“Não se pode vender como mercadoria o trabalho humano”

Ministro do Tribunal Superior do Trabalho Luiz Philippe Vieira de Mello Filho recebe homenagem da ANPT no XVI CNPT e aborda, nesta entrevista, a questão da terceirização da atividade fim, a competência da Justiça do Trabalho e, também, temas de interesse para os operadores do Direito
Qual a sua opinião sobre a Ação Civil Pública (ACP) para resolver conflitos trabalhistas?
O importante na ação coletiva não é só a abrangência da lesão e a quantidade de ações que você evita, mas, também, deve ser verificado o aspecto da uniformidade das decisões. Ela é o instrumento que assegura uma igualdade do início ao fim do processo. Não só direito ao processo, mas no processo e na decisão judicial. A ACP possibilita que entes legitimados ingressem em juízo,afastando a pessoalidade daqueles que sofreram a lesão, a fim de prevenir uma lesão ou a própria tutela da lesão perpetrada. Ela tem, por outro lado, trazido as questões mais importantes relativas às violações de direitos fundamentais e de direito do trabalho.

A legislação da ACP precisa de uma Reformulação?
Ela tem que ser adequada, porque é uma legislação antiga, muito embora eficiente. Ao longo do tempo algumas questões se mostraram extremamente relevantes e não tiveram a necessária solução jurisdicional, haja vista, por exemplo, aquela que diz da extensão do dano e fixação de competência e vincula indevidamente o efeito da coisa julgada com competência, além da necessidade de um cadastro nacional de ações coletivas, por exemplo.
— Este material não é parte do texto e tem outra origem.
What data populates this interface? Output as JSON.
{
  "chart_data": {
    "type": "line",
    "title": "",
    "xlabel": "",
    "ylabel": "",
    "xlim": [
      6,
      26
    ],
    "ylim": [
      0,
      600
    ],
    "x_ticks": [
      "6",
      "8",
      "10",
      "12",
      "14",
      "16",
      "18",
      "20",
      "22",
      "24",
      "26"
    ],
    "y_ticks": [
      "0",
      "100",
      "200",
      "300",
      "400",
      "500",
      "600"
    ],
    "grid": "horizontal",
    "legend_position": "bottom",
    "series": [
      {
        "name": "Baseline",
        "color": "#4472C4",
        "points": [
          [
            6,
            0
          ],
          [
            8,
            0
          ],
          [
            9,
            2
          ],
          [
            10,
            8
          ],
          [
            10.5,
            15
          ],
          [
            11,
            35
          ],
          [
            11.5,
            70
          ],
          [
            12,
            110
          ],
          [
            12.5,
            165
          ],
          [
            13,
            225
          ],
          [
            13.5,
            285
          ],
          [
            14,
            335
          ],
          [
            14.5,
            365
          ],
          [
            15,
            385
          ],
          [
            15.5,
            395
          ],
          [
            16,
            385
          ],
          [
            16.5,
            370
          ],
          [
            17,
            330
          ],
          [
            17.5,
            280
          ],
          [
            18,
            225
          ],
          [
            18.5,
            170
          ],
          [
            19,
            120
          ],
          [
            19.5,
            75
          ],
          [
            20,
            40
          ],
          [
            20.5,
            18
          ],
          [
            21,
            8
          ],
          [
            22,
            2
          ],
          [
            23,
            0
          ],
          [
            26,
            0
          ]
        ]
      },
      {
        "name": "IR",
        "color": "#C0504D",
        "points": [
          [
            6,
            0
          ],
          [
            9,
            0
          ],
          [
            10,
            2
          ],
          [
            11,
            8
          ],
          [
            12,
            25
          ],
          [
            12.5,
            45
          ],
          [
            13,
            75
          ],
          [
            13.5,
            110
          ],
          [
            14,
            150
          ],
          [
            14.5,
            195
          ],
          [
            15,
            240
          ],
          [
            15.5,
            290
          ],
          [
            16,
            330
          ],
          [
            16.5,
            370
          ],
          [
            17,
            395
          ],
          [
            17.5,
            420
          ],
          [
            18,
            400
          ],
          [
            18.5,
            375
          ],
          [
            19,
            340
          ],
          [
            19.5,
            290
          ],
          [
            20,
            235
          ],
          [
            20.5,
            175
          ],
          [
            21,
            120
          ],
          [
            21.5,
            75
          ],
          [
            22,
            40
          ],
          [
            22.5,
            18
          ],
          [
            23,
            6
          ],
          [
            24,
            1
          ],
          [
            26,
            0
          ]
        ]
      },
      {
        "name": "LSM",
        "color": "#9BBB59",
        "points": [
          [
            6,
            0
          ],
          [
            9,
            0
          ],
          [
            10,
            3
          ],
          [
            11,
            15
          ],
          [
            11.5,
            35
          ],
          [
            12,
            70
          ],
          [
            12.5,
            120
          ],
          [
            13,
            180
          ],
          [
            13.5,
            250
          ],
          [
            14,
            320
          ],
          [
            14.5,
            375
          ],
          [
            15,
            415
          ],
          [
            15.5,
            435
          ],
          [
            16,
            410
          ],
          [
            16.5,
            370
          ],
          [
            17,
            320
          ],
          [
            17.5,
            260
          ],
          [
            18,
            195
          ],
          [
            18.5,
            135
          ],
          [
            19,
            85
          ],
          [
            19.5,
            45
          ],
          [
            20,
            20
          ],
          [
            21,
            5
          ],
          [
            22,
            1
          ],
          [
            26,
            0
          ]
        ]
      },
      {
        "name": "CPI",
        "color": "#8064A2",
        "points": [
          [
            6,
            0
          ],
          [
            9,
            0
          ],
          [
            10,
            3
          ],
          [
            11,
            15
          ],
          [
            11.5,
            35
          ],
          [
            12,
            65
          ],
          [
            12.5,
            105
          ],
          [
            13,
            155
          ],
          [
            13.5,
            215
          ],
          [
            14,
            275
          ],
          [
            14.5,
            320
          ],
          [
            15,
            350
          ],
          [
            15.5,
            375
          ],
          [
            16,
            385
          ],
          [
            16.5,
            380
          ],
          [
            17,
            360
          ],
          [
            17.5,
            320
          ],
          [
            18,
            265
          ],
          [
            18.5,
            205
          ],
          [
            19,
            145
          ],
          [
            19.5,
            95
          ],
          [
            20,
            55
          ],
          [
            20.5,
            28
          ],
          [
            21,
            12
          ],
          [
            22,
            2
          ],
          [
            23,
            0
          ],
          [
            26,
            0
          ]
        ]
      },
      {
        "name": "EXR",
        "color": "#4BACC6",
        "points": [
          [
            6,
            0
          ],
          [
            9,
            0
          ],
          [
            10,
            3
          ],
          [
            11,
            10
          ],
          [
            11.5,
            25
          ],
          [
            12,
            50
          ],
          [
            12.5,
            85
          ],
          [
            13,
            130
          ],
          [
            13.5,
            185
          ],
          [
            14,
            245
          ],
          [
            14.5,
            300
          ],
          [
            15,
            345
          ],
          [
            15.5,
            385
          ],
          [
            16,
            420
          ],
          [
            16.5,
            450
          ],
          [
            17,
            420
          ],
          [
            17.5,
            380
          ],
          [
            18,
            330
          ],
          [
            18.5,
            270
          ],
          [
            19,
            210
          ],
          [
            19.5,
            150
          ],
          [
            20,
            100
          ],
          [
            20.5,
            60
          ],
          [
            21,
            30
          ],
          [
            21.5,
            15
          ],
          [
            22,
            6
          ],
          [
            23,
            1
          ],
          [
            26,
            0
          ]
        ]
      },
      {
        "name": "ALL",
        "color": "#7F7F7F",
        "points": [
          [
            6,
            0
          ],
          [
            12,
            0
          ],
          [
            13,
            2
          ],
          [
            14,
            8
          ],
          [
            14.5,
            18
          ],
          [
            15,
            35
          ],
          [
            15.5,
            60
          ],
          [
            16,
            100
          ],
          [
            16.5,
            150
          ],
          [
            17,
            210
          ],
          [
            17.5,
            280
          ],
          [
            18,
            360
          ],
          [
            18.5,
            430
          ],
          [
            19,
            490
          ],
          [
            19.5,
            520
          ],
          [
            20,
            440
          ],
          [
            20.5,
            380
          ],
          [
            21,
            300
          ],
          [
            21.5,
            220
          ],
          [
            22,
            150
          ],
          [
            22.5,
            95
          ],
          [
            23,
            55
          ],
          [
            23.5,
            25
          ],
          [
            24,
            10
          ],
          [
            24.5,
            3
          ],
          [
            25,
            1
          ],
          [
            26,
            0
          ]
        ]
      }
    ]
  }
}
A terceirização da atividade fim pode significar precarização das relações de trabalho?
O problema é a extensão da terceirização, e o modo como ela é feita.Terceirização de atividade fim, a meu juízo, importa não na precarização do trabalho, mas sim na revogação do Direito do trabalho, que nasceu, efetivamente, para evitar a exploração do homem pelo homem. Não se pode vender como mercadoria o trabalho humano. O que acho mais grave é que, por uma legislação federal administrativa, admite-se terceirização de atividade fim e ninguém cuida de questionar se esse aspecto fere de morte a essência do Direito do Trabalho, que não permite que se faça locação do trabalho humano.

A curto, médio ou longo prazo essas questões podem ser resolvidas?
Acho que sim. Existem três propostas de regulamentação dentro do Congresso Nacional, que evidenciam a necessidade de uma reforma. Não se pode falarem reforma trabalhista sem se pautar uma atualização da legislação de forma justa e equânime. Como se daria? É preciso reformular o Direito Coletivo antes de qualquer modificação no Direito Individual, sob pena de desequilíbrio da relação entre os atores sociais e jurídicos, sobretudo em face da terceirização que pulveriza a representação profissional, em detrimento da coesão da representação patronal. Além disso, decisões do Supremo, sob a ótica da Súmula Vinculante 10, têm, per saltum, sem observar os argumentos da Justiça do Trabalho, suspendido decisões do TST, quando não se alega inconstitucionalidade da lei sopesada frente ao sistema jurídico. Ninguém se lembra que o Direito do Trabalho está sendo mutilado profundamente pela via judicial e não legislativa.

Tem havido uma tentativa de restringir a competência da Justiça do Trabalho?
Curiosamente após a emenda 45, que era para haver uma ampliação da competência, nós estamos vivendo um retrocesso social. À medida que essas questões são submetidas ao Supremo, estamos visivelmente perdendo competência. Durante mais de 20 anos o STF sempre entendeu que tendo origem no contrato de trabalho, a competência para julgar ações envolvendo complementação da aposentadoria era da Justiça do Trabalho, agora parece caminhar para a competência da Justiça Comum. Nossa competência, a meu juízo, está do mesmo tamanho que estava ou menor.

Se essa situação continuar assim, onde acredita que poderá chegar?
Acho que nós estamos vivendo impasses sérios. Quando se cogita de uma reforma trabalhista deveria pensar-se na proteção e a valorização do trabalho humano. Todavia, quase todas têm em comum apenas um sentido econômico. Mas acredito, no meu ideal, na importância de uma justiça especial e na luta contra um retrocesso social.

Como avalia a homenagem que recebe no XVI Congresso Nacional dos Procuradores do Trabalho?
Para mim é muito especial, porque eu não estou acostumado a receber homenagens. É um reconhecimento e um estímulo, a meu juízo, vindo dos membros do Ministério Público do Trabalho, que é um órgão pelo qual eu tenho a maior admiração, que tem trazido grandes questões para o seio da Justiça do Trabalho, para a solução de conflitos judiciais, exercendo um papel social extremamente relevante na contenção e coibição de lesões a direitos trabalhistas.